Many of my previous articles have been geared toward beating loopers. In this article, I would like to give advice to you (the looper) and talk about improvements that you need to make in order to reach the next level in your looping game.
If you are a beginner looper (0-1400 rated) and looking to make good progress this year. I recommend taking the following steps:
1. Get a coach! Regardless if you take 30 min of skype lessons per month from me or have a club coach working with you five hours each day, it is critical that you have some guidance. After playing for a couple more years, it will be difficult to make major changes to your base strokes.
2. Focus on footwork! Footwork is the foundation for every style at every level. With good balance and good positioning, you will be able to maximize your consistency.
3. Do shadow strokes! With footwork and strokes, you need to make the muscle memory permanent. By doing 20 minutes of strokes and footwork in-front of a large mirror each day, it will speed up the learning process.

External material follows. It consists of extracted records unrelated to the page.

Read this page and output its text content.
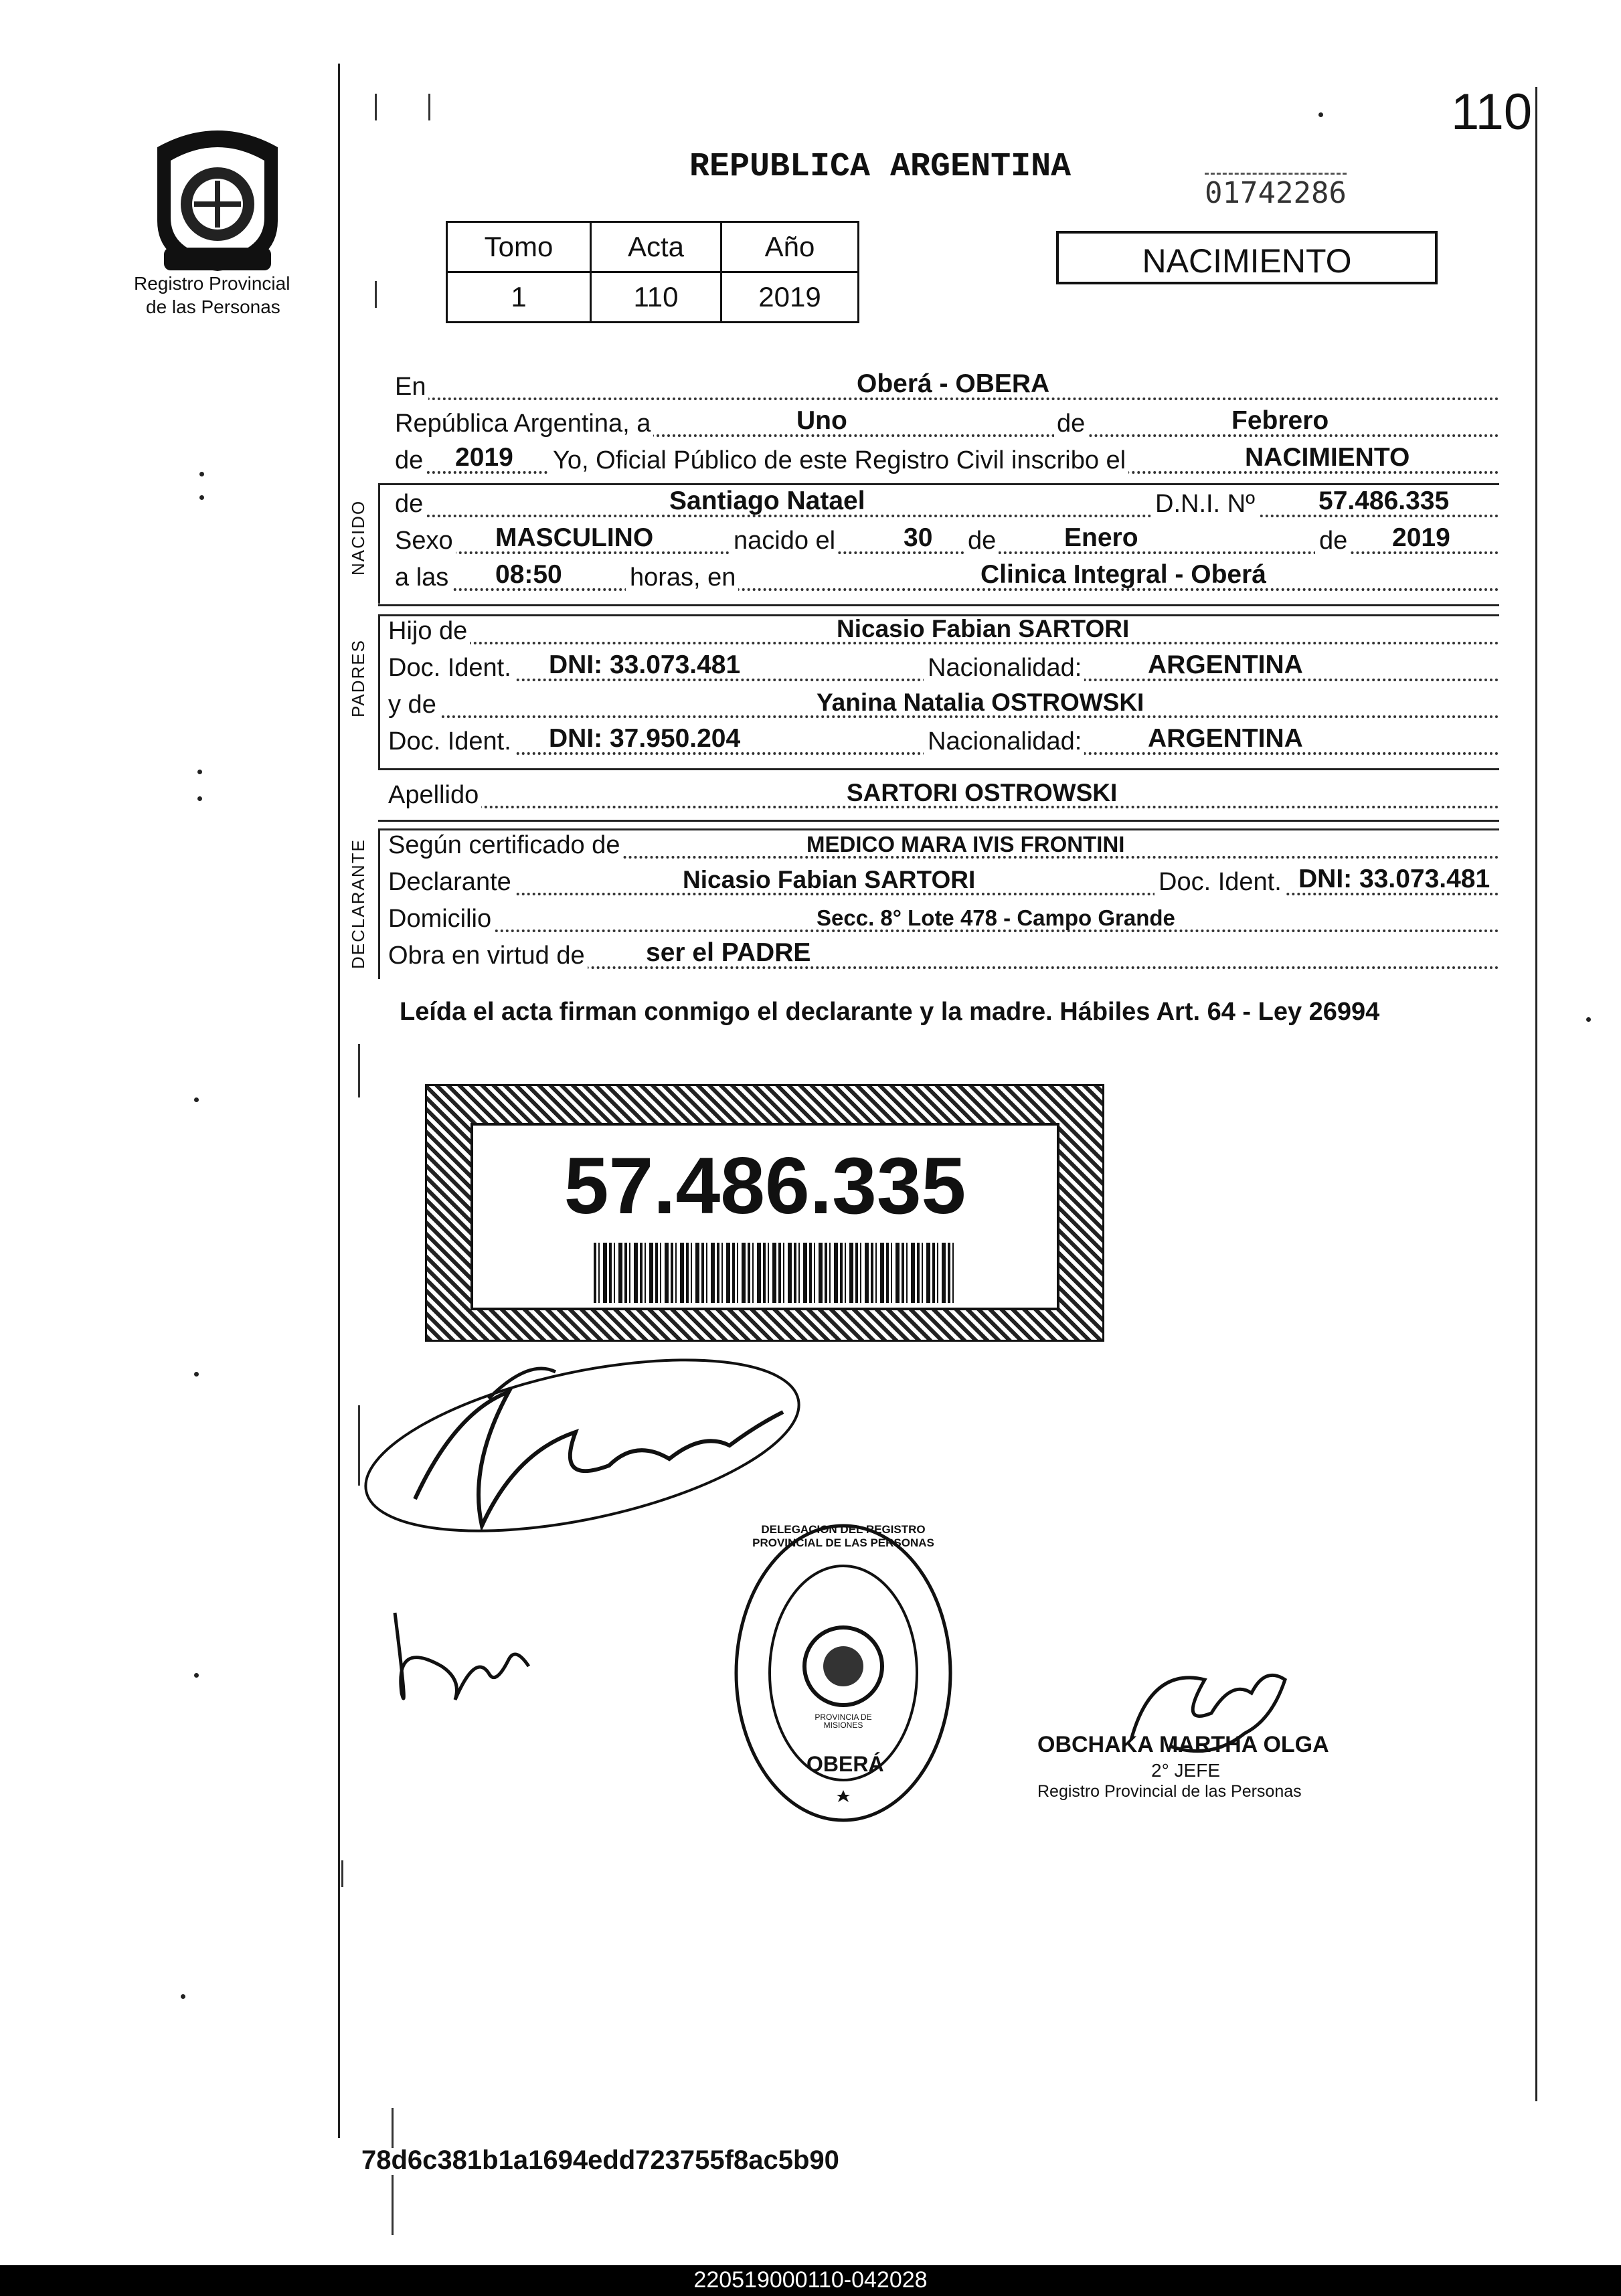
110
Registro Provincial
de las Personas
REPUBLICA ARGENTINA
01742286
Tomo	Acta	Año
1	110	2019
NACIMIENTO
En	Oberá - OBERA
República Argentina, a	Uno	de	Febrero
de 2019 Yo, Oficial Público de este Registro Civil inscribo el	NACIMIENTO
NACIDO de	Santiago Natael	D.N.I. Nº 57.486.335
Sexo MASCULINO	nacido el	30 de	Enero	de 2019
a las 08:50	horas, en	Clinica Integral - Oberá
PADRES
Hijo de	Nicasio Fabian SARTORI
Doc. Ident. DNI: 33.073.481	Nacionalidad:	ARGENTINA
y de	Yanina Natalia OSTROWSKI
Doc. Ident. DNI: 37.950.204	Nacionalidad:	ARGENTINA
Apellido	SARTORI OSTROWSKI
DECLARANTE Según certificado de	MEDICO MARA IVIS FRONTINI
Declarante	Nicasio Fabian SARTORI	Doc. Ident. DNI: 33.073.481
Domicilio	Secc. 8° Lote 478 - Campo Grande
Obra en virtud de ser el PADRE
Leída el acta firman conmigo el declarante y la madre. Hábiles Art. 64 - Ley 26994
57.486.335
DELEGACION DEL REGISTRO PROVINCIAL DE LAS PERSONAS
OBERÁ
PROVINCIA DE MISIONES
OBCHAKA MARTHA OLGA
2° JEFE
Registro Provincial de las Personas
78d6c381b1a1694edd723755f8ac5b90
220519000110-042028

4. Drills, Drills, Drills! Instead of heading to the club and playing ten matches each night. Focus on doing about 80% drills and 20% matches. With doing so many drills, you can focus more narrowly on specific strokes and movement so that you are correctly building your game.
5. Spin! It is critical that you learn how to read spin and how to produce spin on your own shots. Developing a forehand and backhand loop with likely be your primary focus during this stage.

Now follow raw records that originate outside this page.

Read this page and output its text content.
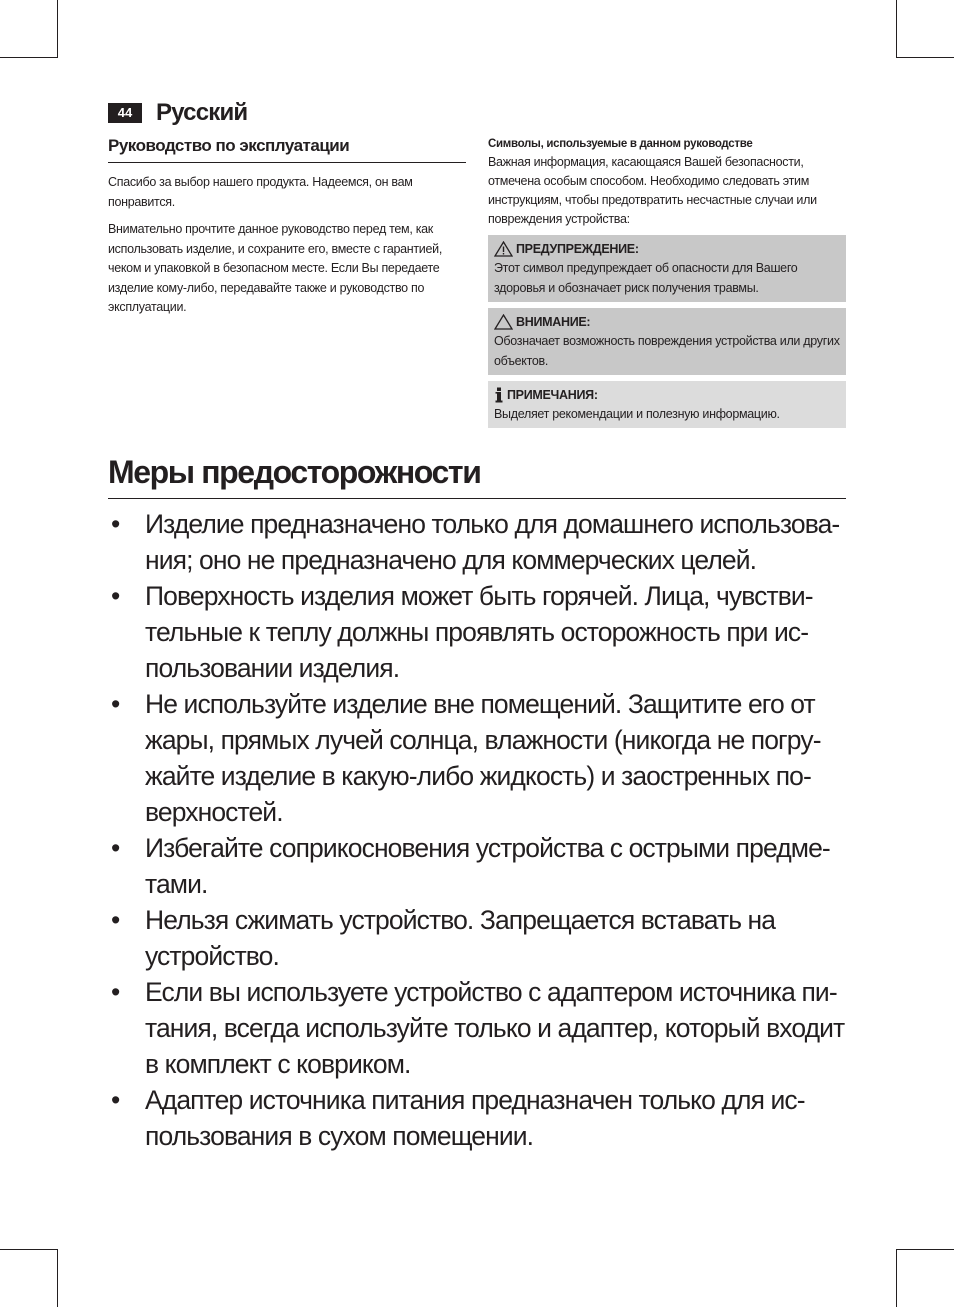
44 Русский
Руководство по эксплуатации

Спасибо за выбор нашего продукта. Надеемся, он вам понравится.

Внимательно прочтите данное руководство перед тем, как использовать изделие, и сохраните его, вместе с гарантией, чеком и упаковкой в безопасном месте. Если Вы передаете изделие кому-либо, передавайте также и руководство по эксплуатации.

Символы, используемые в данном руководстве

Важная информация, касающаяся Вашей безопасности, отмечена особым способом. Необходимо следовать этим инструкциям, чтобы предотвратить несчастные случаи или повреждения устройства:

ПРЕДУПРЕЖДЕНИЕ:
Этот символ предупреждает об опасности для Вашего здоровья и обозначает риск получения травмы.
ВНИМАНИЕ:
Обозначает возможность повреждения устройства или других объектов.
ПРИМЕЧАНИЯ:
Выделяет рекомендации и полезную информацию.
Меры предосторожности
• Изделие предназначено только для домашнего использова-ния; оно не предназначено для коммерческих целей.
• Поверхность изделия может быть горячей. Лица, чувстви-тельные к теплу должны проявлять осторожность при ис-пользовании изделия.
• Не используйте изделие вне помещений. Защитите его от жары, прямых лучей солнца, влажности (никогда не погру-жайте изделие в какую-либо жидкость) и заостренных по-верхностей.
• Избегайте соприкосновения устройства с острыми предме-тами.
• Нельзя сжимать устройство. Запрещается вставать на устройство.
• Если вы используете устройство с адаптером источника пи-тания, всегда используйте только и адаптер, который входит в комплект с ковриком.
• Адаптер источника питания предназначен только для ис-пользования в сухом помещении.
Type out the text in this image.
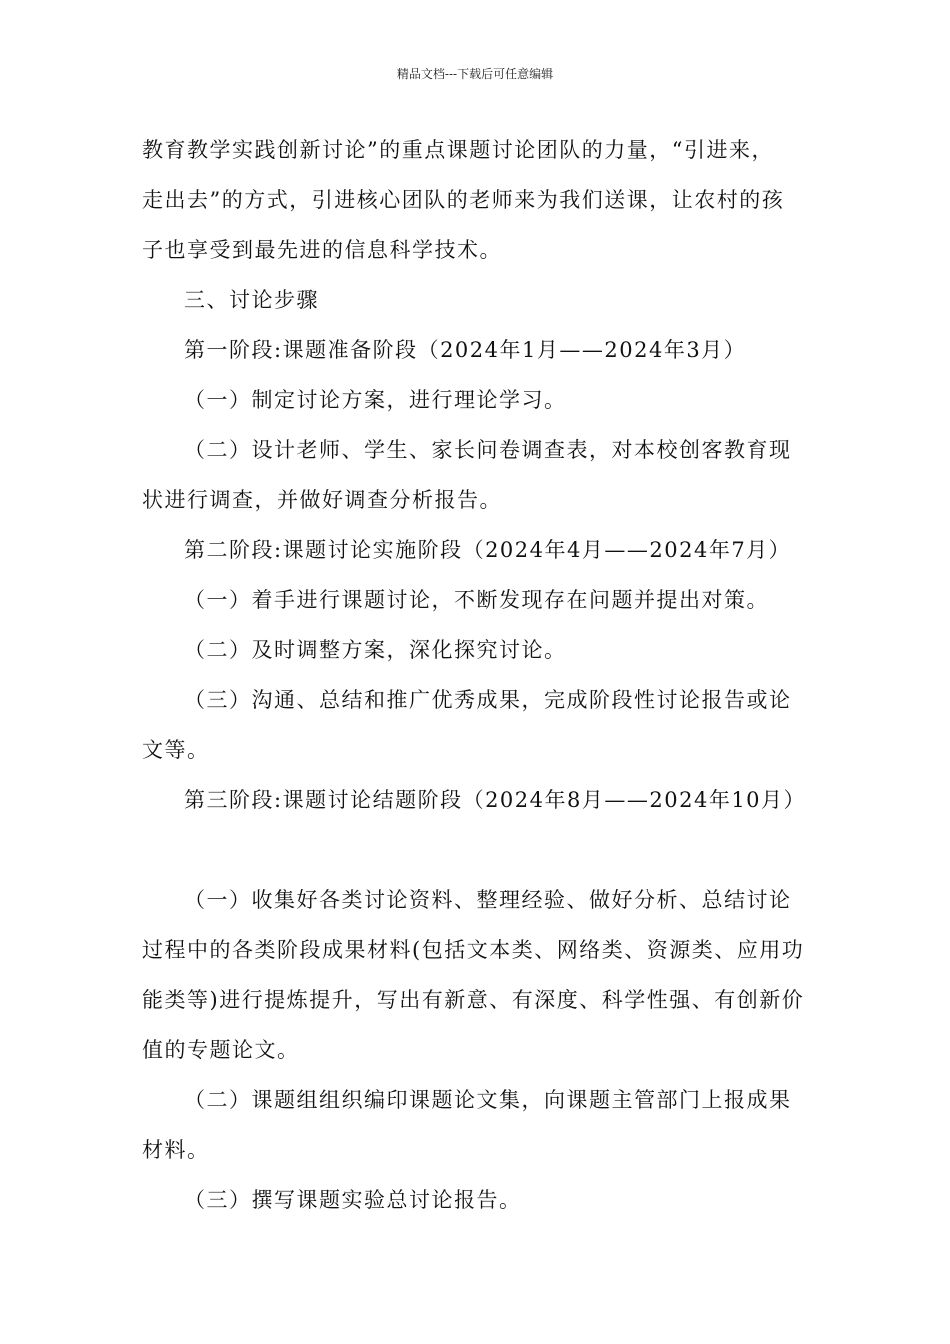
精品文档---下载后可任意编辑
教育教学实践创新讨论”的重点课题讨论团队的力量，“引进来，
走出去”的方式，引进核心团队的老师来为我们送课，让农村的孩
子也享受到最先进的信息科学技术。
三、讨论步骤
第一阶段:课题准备阶段（2024年1月——2024年3月）
（一）制定讨论方案，进行理论学习。
（二）设计老师、学生、家长问卷调查表，对本校创客教育现
状进行调查，并做好调查分析报告。
第二阶段:课题讨论实施阶段（2024年4月——2024年7月）
（一）着手进行课题讨论，不断发现存在问题并提出对策。
（二）及时调整方案，深化探究讨论。
（三）沟通、总结和推广优秀成果，完成阶段性讨论报告或论
文等。
第三阶段:课题讨论结题阶段（2024年8月——2024年10月）
（一）收集好各类讨论资料、整理经验、做好分析、总结讨论
过程中的各类阶段成果材料(包括文本类、网络类、资源类、应用功
能类等)进行提炼提升，写出有新意、有深度、科学性强、有创新价
值的专题论文。
（二）课题组组织编印课题论文集，向课题主管部门上报成果
材料。
（三）撰写课题实验总讨论报告。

If you are an intermediate looper (1400-2200 rated) and looking to make good progress this year, I recommend taking the following steps:
1. Evaluate your game! You can either take your camcorder to the club and evaluate it yourself or you can ask someone else to give you a detailed evaluation. Based on your findings, you need to decide if you need to make any major changes. Some players at this stage need to make huge changes to their strokes, footwork, and tactics. Other players need to make minor adjustments, need more match experience, need to be physically stronger, or need more practice time on the table.

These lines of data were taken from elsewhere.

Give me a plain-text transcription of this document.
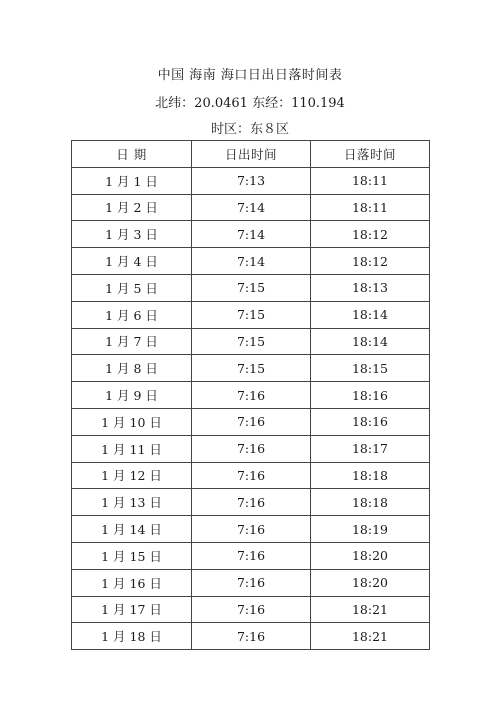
中国 海南 海口日出日落时间表
北纬：20.0461 东经：110.194
时区：东８区
日 期	日出时间	日落时间
1 月 1 日	7:13	18:11
1 月 2 日	7:14	18:11
1 月 3 日	7:14	18:12
1 月 4 日	7:14	18:12
1 月 5 日	7:15	18:13
1 月 6 日	7:15	18:14
1 月 7 日	7:15	18:14
1 月 8 日	7:15	18:15
1 月 9 日	7:16	18:16
1 月 10 日	7:16	18:16
1 月 11 日	7:16	18:17
1 月 12 日	7:16	18:18
1 月 13 日	7:16	18:18
1 月 14 日	7:16	18:19
1 月 15 日	7:16	18:20
1 月 16 日	7:16	18:20
1 月 17 日	7:16	18:21
1 月 18 日	7:16	18:21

2. Do Drills and Play Matches Both! At this point, you should be drilling about drilling about 60% of the time and playing matches about 40% of the time. Regardless of your competition level, you need to play matches.
3. Add variation! While drilling, try to add some variation to your shots. Consider having one or two main serves with several speed, spin, and depth variations for each serve. You must also have variations on your pushes and loops as well.
4. Develop a well-rounded game! As a beginner, you were likely focused on moving and looping. At this intermediate stage, you should develop all the strokes. It isn’t always possible to loop, so developing some defense is critical. One of my young mini-cadets was stuck at 1600 for a very long time until I taught him how to block. After a couple months of developing a solid offense and defense, he immediately broke 2000!
5. Get your tournament game going! You also need to be playing at least 1 tournament per month. Because your basics have likely been strongly established in the beginner stage of your game, you need to now start focusing on results. By playing tournaments regularly, you can test your game, test your mental strength, test your tactics against various styles. You need to be able to perform well against other loopers, against choppers, blockers, pick-hitters, lobbers, lefties, righties, inverted, pips, anti, penholders, tall players, midgets, and wheelchair players.
If you are an advanced player (over 2200 rated) and looking to make good progress this year, I recommend taking the following steps:
1. Set a long term goal! If you are currently rated 2300 hope to reach 2350 sometime in your life, you are probably on the right track. If you are hoping to win a gold medal in the next Olympics, then you need to make a very serious training schedule. Focus on peaking for two major tournaments each year. Leading up to those tournaments, find many other tournaments to help you prepare both mentally and physically for your peak tournaments.
2. Change your mind! During the beginner and intermediate stages, you were likely focused on YOUR OWN strokes and YOUR OWN FOOTWORK and YOUR OWN SERVES. Now at the advanced level, it is time to be 90% focused on your opponent. Between every point, you should be asking yourself the question, “How can I mess up my opponent? How can I trick him with spin or placement? How can I be more consistent than him?”
3. Consider your environment! If you have absolutely no practice partners and no higher players to compete against regularly, then you have a problem. There are several solutions. The best ideas would be to either travel to a distant club for practice or to invite some elite players to your area. Both of these are difficult; however, playing against higher players is the best way to move up a level.
4. Arm yourself! At this stage, you really need to focus on developing some strong weapons that can hurt your opponent. With a deceptive serve or a spinny loop or a powerful smash, you should be able to win some easy points each game and scare your opponent into making many errors.
5. Fight for it! At the elite level, you will play against many other offensive players. Try to fight for the first attack! If you are a looper, then likely your loop is your strongest weapon. By looking to loop the serves, by serving primarily short, and by playing some short balls short again, you can take the first attack… putting you in control of the rally.
6. Use your time wisely! At your elite level, there are so many aspects to your game that you need to do regularly – drills, serving practice, practice matches, league matches, visualization, mental training, video analysis, and tournaments. All of these aspects are important. For your game specifically, try to determine which of these aspects are the most important and target those areas with more hours each week.